The 13-time Grand Slam winner lay near the baseline for several minutes while getting medical attention. She was helped to a courtside chair and had the ankle re-taped before resuming the second-round match.
Williams limped through the next game, wincing in pain after at least two points, before securing a 6-2, 6-4 win to advance to the Brisbane quarterfinals in her first trip Down Under since winning the 2010 Australian Open title.
She withdrew from the Brisbane tournament later Wednesday after having medical scans which confirmed a sprained ankle ”that I probably shouldn’t play on.”
”I’m going to take a couple of days off — not too many — and see how I feel,” Williams said in a statement. ”I’m still hopeful of playing the Australian Open.”
Williams has spent a total of 123 nonconsecutive weeks at No. 1 in the women’s rankings in a stellar career that has been punctuated by illness and injuries.
The Australian Open starts Jan. 16. Williams was unable to defend her title in Melbourne last year because she was recovering from two operations on her foot and blood clots in her lungs that kept her sidelined for almost a year after the 2010 Wimbledon tournament.
She returned and won two tournaments heading into the US Open in August but, after losing the final to Sam Stosur, Williams didn’t play another tournament last year due to injuries.
Williams said she was starting to gain confidence after beating South African Chanelle Scheepers in straight sets in the first round at Brisbane and was coasting against Jovakovski, who turned 20 on New Year’s Eve, before she lunged awkwardly and rolled over on her ankle.
Injured again, she said, ”I was like, ‘No way.”’
Williams usually wears a protective guard on her left ankle, but took it off during the second set because it was irritating another minor injury on her foot. She said it was a silly mistake.
Her scheduled quarterfinal rival, Daniela Hantuchova of Slovakia, advances directly to the semifinals.
Other results Wednesday were overshadowed by the injury to Williams, who hobbled into a post-match news conference with her ankle heavily strapped and initially said she was ”anticipating it’ll be OK.”

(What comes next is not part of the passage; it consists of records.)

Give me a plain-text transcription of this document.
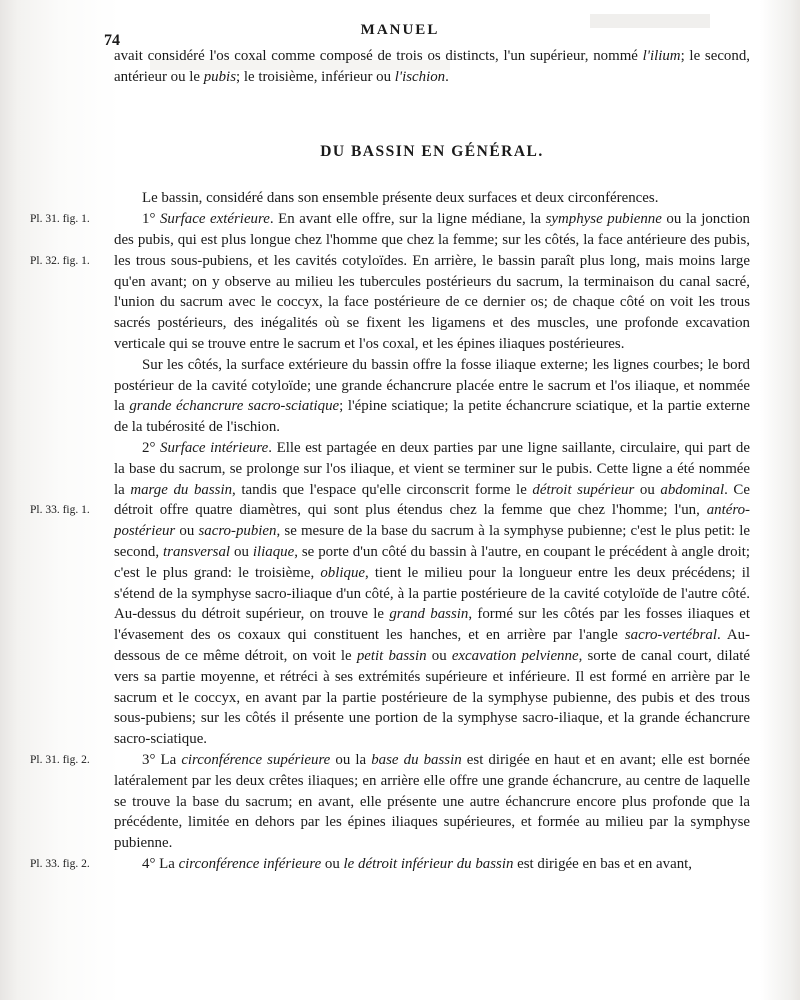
MANUEL
74

avait considéré l'os coxal comme composé de trois os distincts, l'un supérieur, nommé l'ilium; le second, antérieur ou le pubis; le troisième, inférieur ou l'ischion.

DU BASSIN EN GÉNÉRAL.

Le bassin, considéré dans son ensemble présente deux surfaces et deux circonférences.

Pl. 31. fig. 1.	1° Surface extérieure. En avant elle offre, sur la ligne médiane, la symphyse pubienne ou la jonction des pubis, qui est plus longue chez l'homme que chez la femme; sur les côtés, la face antérieure des pubis, les trous sous-pubiens, et les cavités cotyloïdes. En arrière, le bassin paraît plus long, mais moins large qu'en avant; on y observe au milieu les tubercules postérieurs du sacrum, la terminaison du canal sacré, l'union du sacrum avec le coccyx, la face postérieure de ce dernier os; de chaque côté on voit les trous sacrés postérieurs, des inégalités où se fixent les ligamens et des muscles, une profonde excavation verticale qui se trouve entre le sacrum et l'os coxal, et les épines iliaques postérieures.

Pl. 32. fig. 1.
Sur les côtés, la surface extérieure du bassin offre la fosse iliaque externe; les lignes courbes; le bord postérieur de la cavité cotyloïde; une grande échancrure placée entre le sacrum et l'os iliaque, et nommée la grande échancrure sacro-sciatique; l'épine sciatique; la petite échancrure sciatique, et la partie externe de la tubérosité de l'ischion.

Pl. 33. fig. 1.
2° Surface intérieure. Elle est partagée en deux parties par une ligne saillante, circulaire, qui part de la base du sacrum, se prolonge sur l'os iliaque, et vient se terminer sur le pubis. Cette ligne a été nommée la marge du bassin, tandis que l'espace qu'elle circonscrit forme le détroit supérieur ou abdominal. Ce détroit offre quatre diamètres, qui sont plus étendus chez la femme que chez l'homme; l'un, antéro-postérieur ou sacro-pubien, se mesure de la base du sacrum à la symphyse pubienne; c'est le plus petit: le second, transversal ou iliaque, se porte d'un côté du bassin à l'autre, en coupant le précédent à angle droit; c'est le plus grand: le troisième, oblique, tient le milieu pour la longueur entre les deux précédens; il s'étend de la symphyse sacro-iliaque d'un côté, à la partie postérieure de la cavité cotyloïde de l'autre côté. Au-dessus du détroit supérieur, on trouve le grand bassin, formé sur les côtés par les fosses iliaques et l'évasement des os coxaux qui constituent les hanches, et en arrière par l'angle sacro-vertébral. Au-dessous de ce même détroit, on voit le petit bassin ou excavation pelvienne, sorte de canal court, dilaté vers sa partie moyenne, et rétréci à ses extrémités supérieure et inférieure. Il est formé en arrière par le sacrum et le coccyx, en avant par la partie postérieure de la symphyse pubienne, des pubis et des trous sous-pubiens; sur les côtés il présente une portion de la symphyse sacro-iliaque, et la grande échancrure sacro-sciatique.

Pl. 31. fig. 2.	3° La circonférence supérieure ou la base du bassin est dirigée en haut et en avant; elle est bornée latéralement par les deux crêtes iliaques; en arrière elle offre une grande échancrure, au centre de laquelle se trouve la base du sacrum; en avant, elle présente une autre échancrure encore plus profonde que la précédente, limitée en dehors par les épines iliaques supérieures, et formée au milieu par la symphyse pubienne.

Pl. 33. fig. 2.	4° La circonférence inférieure ou le détroit inférieur du bassin est dirigée en bas et en avant,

”I’m always thinking I can play on, but at the same time I don’t want to stress it out right now,” Williams said.
The scans showed otherwise, casting serious doubt over her fitness for the first major of the season with only two matches in almost four months.

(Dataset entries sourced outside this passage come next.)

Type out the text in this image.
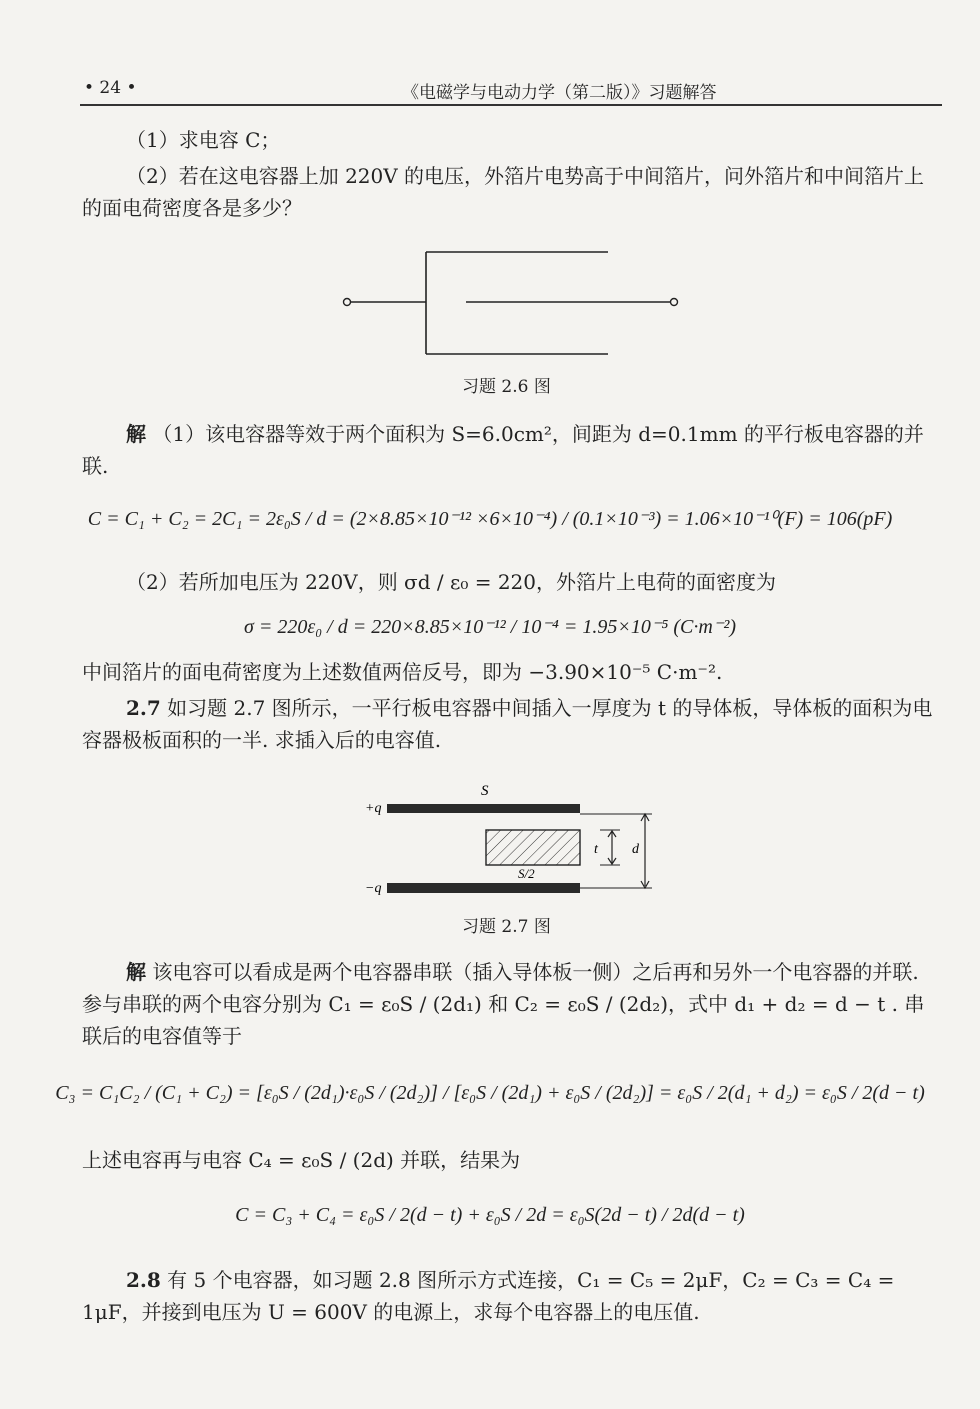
• 24 •	《电磁学与电动力学（第二版）》习题解答
（1）求电容 C；
（2）若在这电容器上加 220V 的电压，外箔片电势高于中间箔片，问外箔片和中间箔片上的面电荷密度各是多少？
习题 2.6 图
解 （1）该电容器等效于两个面积为 S=6.0cm²，间距为 d=0.1mm 的平行板电容器的并联.
C = C₁ + C₂ = 2C₁ = 2ε₀S / d = (2×8.85×10⁻¹² ×6×10⁻⁴) / (0.1×10⁻³) = 1.06×10⁻¹⁰(F) = 106(pF)
（2）若所加电压为 220V，则 σd / ε₀ = 220，外箔片上电荷的面密度为
σ = 220ε₀ / d = 220×8.85×10⁻¹² / 10⁻⁴ = 1.95×10⁻⁵ (C·m⁻²)
中间箔片的面电荷密度为上述数值两倍反号，即为 −3.90×10⁻⁵ C·m⁻².
2.7 如习题 2.7 图所示，一平行板电容器中间插入一厚度为 t 的导体板，导体板的面积为电容器极板面积的一半. 求插入后的电容值.
S
+q
t d
S/2
−q
习题 2.7 图
解 该电容可以看成是两个电容器串联（插入导体板一侧）之后再和另外一个电容器的并联. 参与串联的两个电容分别为 C₁ = ε₀S / (2d₁) 和 C₂ = ε₀S / (2d₂)，式中 d₁ + d₂ = d − t . 串联后的电容值等于
C₃ = C₁C₂ / (C₁ + C₂) = [ε₀S / (2d₁)·ε₀S / (2d₂)] / [ε₀S / (2d₁) + ε₀S / (2d₂)] = ε₀S / 2(d₁ + d₂) = ε₀S / 2(d − t)
上述电容再与电容 C₄ = ε₀S / (2d) 并联，结果为
C = C₃ + C₄ = ε₀S / 2(d − t) + ε₀S / 2d = ε₀S(2d − t) / 2d(d − t)
2.8 有 5 个电容器，如习题 2.8 图所示方式连接，C₁ = C₅ = 2μF，C₂ = C₃ = C₄ = 1μF，并接到电压为 U = 600V 的电源上，求每个电容器上的电压值.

US Open champion Stosur was eliminated in the match on center court immediately before Williams went on, while men’s top seed Andy Murray was only two points from defeat in the second set before he rallied to beat Gilles Muller of Luxembourg 4-6, 7-6 (4), 6-0 in the last night match to move into a quarterfinal against Marcos Baghdatis.
Stosur lost to Iveta Benesova 6-4, 6-2 to extend her run of never advancing beyond the second round at her home tournament.
The No. 54-ranked Czech had never taken a set off Stosur in four previous matches but now finds herself in a quarterfinal match against Australian Open champion Kim Clijsters.
”Hopefully it was just a bad day and I will bounce back next week and the week after,” Stosur said. ”It’s not the ideal start but I am not going to panic and think it’s all lost.”
For the second consecutive night, Murray was below par until Adrenalin kicked in, overriding the aches and pains of his offseason training.
Muller took the match to him until he missed a routine volley to start the tiebreaker, which Murray controlled after picking up four set points with a stunning, scrambling backhand from near the baseline.
”That point was a big one and it gave me more confidence in my movement. Sometimes it takes a big point like that to get yourself going,” said Murray, who has lost the last two Australian Open finals and is still aiming to break a drought for British men in Grand Slam tournaments that dates to 1936.